Las herramientas con las que cuenta son limitadas. En parte porque la identidad fundacional de su propia estructura política es la de ser completamente ajena al sistema -la casta, en sus términos- responsable de la crisis actual. Y en parte porque a los acuerdos para avanzar con sus ideas de gobierno tendrá que hacerlos negociando con la misma casta que denunció.
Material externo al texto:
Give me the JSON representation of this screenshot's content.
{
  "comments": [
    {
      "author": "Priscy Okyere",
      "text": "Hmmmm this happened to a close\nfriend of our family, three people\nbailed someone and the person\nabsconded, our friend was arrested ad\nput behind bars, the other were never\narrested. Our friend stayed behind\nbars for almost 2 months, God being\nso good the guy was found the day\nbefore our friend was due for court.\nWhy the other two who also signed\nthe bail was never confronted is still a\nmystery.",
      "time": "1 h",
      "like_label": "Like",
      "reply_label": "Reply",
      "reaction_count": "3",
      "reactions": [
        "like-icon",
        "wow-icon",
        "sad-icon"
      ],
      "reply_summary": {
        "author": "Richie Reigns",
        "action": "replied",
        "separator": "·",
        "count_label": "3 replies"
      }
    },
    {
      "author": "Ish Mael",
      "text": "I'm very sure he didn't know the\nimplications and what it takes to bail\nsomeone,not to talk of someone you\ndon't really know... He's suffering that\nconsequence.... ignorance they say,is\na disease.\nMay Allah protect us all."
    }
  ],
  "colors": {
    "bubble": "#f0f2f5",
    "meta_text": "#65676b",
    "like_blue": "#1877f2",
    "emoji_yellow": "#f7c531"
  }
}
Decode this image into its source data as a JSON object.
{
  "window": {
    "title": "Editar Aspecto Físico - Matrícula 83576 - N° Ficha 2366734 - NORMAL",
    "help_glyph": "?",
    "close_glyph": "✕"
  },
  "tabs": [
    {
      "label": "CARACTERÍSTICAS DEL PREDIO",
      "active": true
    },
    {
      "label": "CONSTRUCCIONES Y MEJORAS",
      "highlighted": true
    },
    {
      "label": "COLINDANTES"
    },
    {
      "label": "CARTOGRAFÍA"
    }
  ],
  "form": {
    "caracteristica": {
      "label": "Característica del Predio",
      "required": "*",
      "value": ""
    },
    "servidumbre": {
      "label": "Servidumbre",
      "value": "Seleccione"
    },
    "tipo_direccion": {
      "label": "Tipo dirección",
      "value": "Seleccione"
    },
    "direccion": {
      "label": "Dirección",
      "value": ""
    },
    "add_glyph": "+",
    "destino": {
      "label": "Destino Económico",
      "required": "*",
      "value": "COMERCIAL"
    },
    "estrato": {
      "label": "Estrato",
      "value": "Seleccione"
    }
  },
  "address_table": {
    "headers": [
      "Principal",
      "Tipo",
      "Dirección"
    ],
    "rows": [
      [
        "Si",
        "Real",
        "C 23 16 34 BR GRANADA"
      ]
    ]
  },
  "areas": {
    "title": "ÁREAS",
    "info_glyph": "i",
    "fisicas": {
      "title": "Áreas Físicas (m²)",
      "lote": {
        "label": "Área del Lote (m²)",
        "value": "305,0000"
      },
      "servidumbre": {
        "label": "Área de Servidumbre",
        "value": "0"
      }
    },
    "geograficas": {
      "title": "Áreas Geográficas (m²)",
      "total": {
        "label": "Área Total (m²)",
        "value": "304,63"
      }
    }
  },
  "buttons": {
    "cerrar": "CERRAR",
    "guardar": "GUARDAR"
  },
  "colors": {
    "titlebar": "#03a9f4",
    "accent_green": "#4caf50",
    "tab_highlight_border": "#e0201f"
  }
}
Como partido, La Libertad Avanza carece de cuadros experimentados para la administración del Estado. No del Estado ideal que describe la teoría económica libertaria, sino del Estado realmente existente que comenzará a gobernar. Para suplir esa debilidad, Milei tiene una oportunidad: la crisis abierta del sistema político. La diáspora de dirigentes y técnicos afectados por el efecto de un doble fracaso: el del peronismo que termina en pésimas condiciones la gestión de gobierno y el colapso de Juntos por el Cambio como alternativa de oposición.
Pragmáticos
Desde la perspectiva sistémica, el triunfo de Milei fue saludable al sacudir la escena con la facturación contundente de ese doble fracaso. Y por la afirmación de un rumbo económico opuesto al modelo dirigista que durante casi dos décadas imperó en el país con resultados sociales gravísimos. Pero dejó abierto un interrogante enorme sobre la construcción de la gobernabilidad futura. El giro pragmático que dió Milei mediante su acuerdo con Mauricio Macri y Patricia Bullrich es el que acaba de proveerle dos anclajes centrales: el ministerio de Economía y el de Seguridad. No asegura los alineamientos parlamentarios requeridos.
En ese espacio es donde se está moviendo, con igual rapidez, la conducción por defecto del peronismo que continúa ejerciendo Cristina Kirchner. La vicepresidenta abrió un doble juego. En el Congreso dice que hay que respetarle al partido del nuevo presidente la prerrogativa de conducir los espacios institucionales en la línea de sucesión. Entretanto, a la calle inquieta por el ajuste que viene, la agita con mensajes sobre una catástrofe social futura. Negando con obcecación el desastre actual del cual es responsable como gobernante.
A Cristina conviene seguirle con atención el hilo de los hechos, más que el de los discursos. La última medida concreta que impulsó, pese al desastre electoral, fue una maniobra escandalosa en la comisión de Juicio Político, en Diputados. Reemplazó a varios de los legisladores integrantes por otros que le obedecen, aunque desconocen las decenas de miles de fojas del expediente. Todo para mantener bajo amenaza a la Corte Suprema de Justicia. Es el costado libertario del kirchnerismo: todo por la libertad individual.
No menos concreto es el silencio frente a la extorsión gremial más procaz de las últimas décadas: Milei asumirá el próximo domingo y los estatales de ATE convocaron a un paro para el lunes siguiente. Cuando Cristina habla de estancamiento con inflación conviene leer el subtexto: atrincheramiento de los propios en un espacio de resistencia; inflación exponencial de demandas para jaquear al gobierno entrante.
Pero la audacia de ese planteo de la vicepresidenta refleja también su propia fragilidad. Los gobernadores del PJ ya están discutiendo una agenda paralela: la de los recursos coparticipables, los planes de contención social y obra pública. El liderazgo de Cristina fue el que impuso el gobierno de Alberto Fernández. Los gobernadores son sobrevivientes, casi de milagro, del fracaso de ese experimento.
Usarán de Cristina la fuerza de choque para visibilizar sus demandas y cuentan con legisladores propios para maximizar su poder de veto. Pero su agenda inercial no puede escapar a la legitimidad de ejercicio, para lo cual necesitan una mínima gobernabilidad general.